In January this year, I was back up to where I started at 95kg (15st) and Something Had To Be Done. So I upped my exercise and cut my calories to a net intake of 1500/day and by June was down to 79kg (12.5st). That's still fat (I'm 168cm/5'6, albeit with short legs and a long torso, but still, fat). I think the best way to avoid putting it back on, apart from not slipping into bad habits - which won't happen given the unwanted change in circumstances I had this year - is to increase the amount of muscle I'm carrying. I'm not aiming to look like a bodybuilder, just don't want to be skinny and weak. So I've added resistance training and modified my diet a little.
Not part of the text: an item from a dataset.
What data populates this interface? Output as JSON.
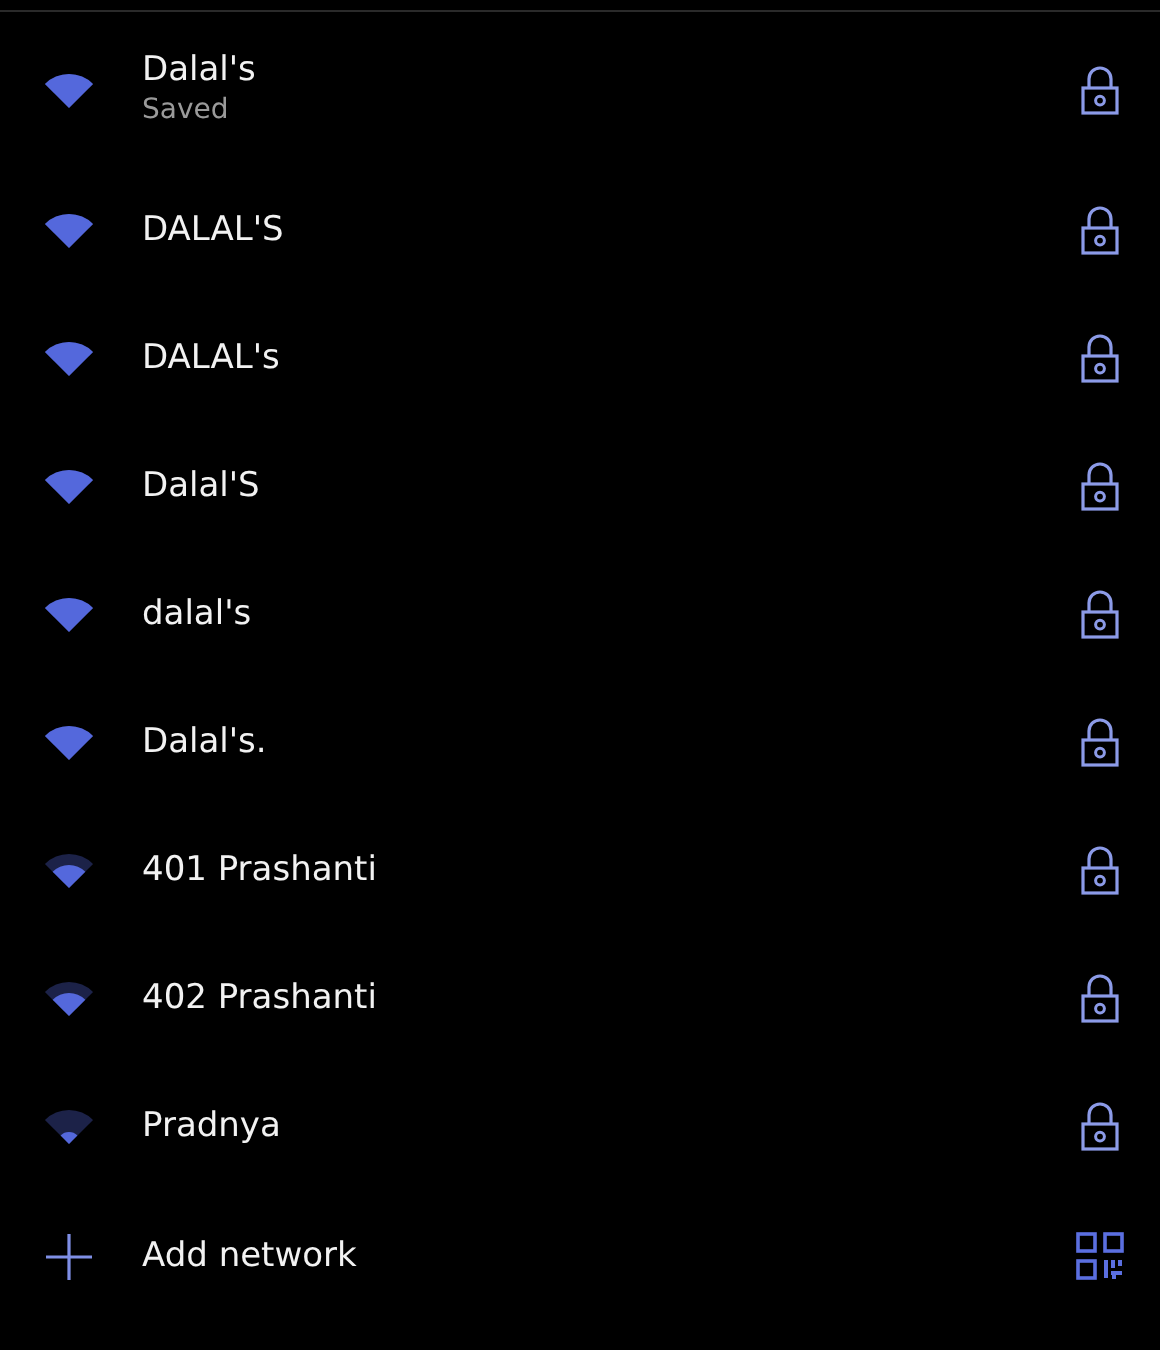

I have absolutely zero experience of resistance training, so I've taken on a PT for 3 months. Partly to show me the ropes, partly for motivation. At the moment we are into the third week of doing two sessions a week of weights (quite like), one session a week of core and boxing (enjoy), one session of core and HIIT (kill me now). I'm still aiming for 1500 cals/day net of exercise but I've further increased my protein consumption to around 2g/kg/day.

It seems to be doing something. I'm tracking my weight and body composition with a set of Withings scales (I know the limitations of the technology, but it should give an indication of what's going on) and being a geek and an ex-biologist I like numbers. I've plugged the data into Excel, done a little maths, and the numbers are quite interesting.

From January to June, I lost on average 700g of weight a week. Which would imply an effective daily calorific deficit of ~770 cals. That wasn't entirely even - my wife died in February, and I barely ate for a week or two, and then didn't give a st what I ate for a week or two, but overall I think it probably evens out. I could never figure out how to get the bf% working on my old scales, so I don't have data for that period.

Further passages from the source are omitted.